— В самом деле, bello soleil. Только, — добавил молодой моряк, выглянув в окно, — я ничуть не удивлюсь, если вскоре задует трамонтана — ветер с гор. — Повернувшись к мистеру Мэтьюрину, он продолжил: — Как только я встал с постели нынче утром, я заметил зеленоватый оттенок неба на норд-норд-осте и сказал себе: «Как только стихнет бриз, я ничуть не удивлюсь, если его сменит трамонтана».

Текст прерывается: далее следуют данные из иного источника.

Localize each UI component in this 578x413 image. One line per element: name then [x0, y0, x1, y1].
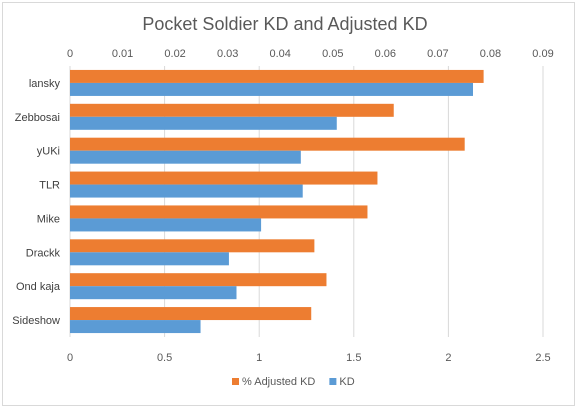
bar-adjusted-kd [70, 273, 327, 287]
chart-border [2, 2, 575, 406]
legend-swatch [329, 378, 337, 385]
bottom-axis-tick-label: 1.5 [346, 352, 361, 364]
top-axis-tick-label: 0.09 [532, 48, 553, 60]
legend: % Adjusted KD KD [232, 376, 355, 388]
bar-adjusted-kd [70, 239, 315, 253]
bar-kd [70, 150, 301, 164]
bar-kd [70, 252, 229, 266]
bar-adjusted-kd [70, 307, 312, 321]
category-labels: lansky Zebbosai yUKi TLR Mike Drackk Ond kaja S… [12, 78, 61, 327]
category-label: Sideshow [12, 315, 60, 327]
legend-label: KD [339, 376, 354, 388]
top-axis-tick-label: 0 [67, 48, 73, 60]
chart-title: Pocket Soldier KD and Adjusted KD [142, 14, 427, 34]
bottom-axis-tick-label: 0.5 [157, 352, 172, 364]
category-label: Drackk [26, 247, 61, 259]
bottom-axis-tick-label: 2 [445, 352, 451, 364]
bottom-axis-tick-label: 0 [67, 352, 73, 364]
top-axis-tick-label: 0.01 [112, 48, 133, 60]
top-axis-tick-labels: 0 0.01 0.02 0.03 0.04 0.05 0.06 0.07 0.08 0.09 [67, 48, 554, 60]
bar-kd [70, 184, 303, 198]
top-axis-tick-label: 0.06 [375, 48, 396, 60]
top-axis-tick-label: 0.08 [480, 48, 501, 60]
bar-kd [70, 286, 237, 300]
category-label: Mike [37, 213, 60, 225]
category-label: Zebbosai [15, 112, 60, 124]
category-label: yUKi [37, 146, 60, 158]
bottom-axis-tick-label: 1 [256, 352, 262, 364]
bar-kd [70, 218, 262, 232]
bar-adjusted-kd [70, 69, 484, 83]
top-axis-tick-label: 0.07 [427, 48, 448, 60]
category-label: lansky [29, 78, 61, 90]
bar-kd [70, 320, 201, 334]
bar-adjusted-kd [70, 171, 378, 185]
legend-label: % Adjusted KD [242, 376, 315, 388]
bottom-axis-tick-labels: 0 0.5 1 1.5 2 2.5 [67, 352, 551, 364]
bottom-axis-tick-label: 2.5 [535, 352, 550, 364]
bar-adjusted-kd [70, 103, 394, 117]
top-axis-tick-label: 0.05 [322, 48, 343, 60]
category-label: Ond kaja [16, 281, 61, 293]
top-axis-tick-label: 0.03 [217, 48, 238, 60]
bar-kd [70, 82, 473, 96]
legend-swatch [232, 378, 239, 385]
top-axis-tick-label: 0.02 [164, 48, 185, 60]
bar-kd [70, 116, 337, 130]
bar-adjusted-kd [70, 137, 465, 151]
bars [70, 69, 484, 334]
bar-adjusted-kd [70, 205, 368, 219]
category-label: TLR [39, 180, 60, 192]
top-axis-tick-label: 0.04 [270, 48, 291, 60]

— Удивительно, что вы находите трудными иностранные языки, сударь, — произнес мистер Мэтьюрин, который в погоде не разбирался. — Мне кажется, что человек с хорошим музыкальным слухом должен легко запоминать услышанное. Эти качества неразделимы.
— Думаю, с философской точки зрения вы правы, — отвечал Джек Обри. — Но что есть, то есть. Кроме того, вполне возможно, что мой музыкальный слух не идеален, хотя я действительно обожаю музыку. Одному небу известно, как трудно мне взять верную ноту в середине пьесы.
— Вы играете, сударь?
— Пиликаю понемножку, сэр. Время от времени терзаю скрипку.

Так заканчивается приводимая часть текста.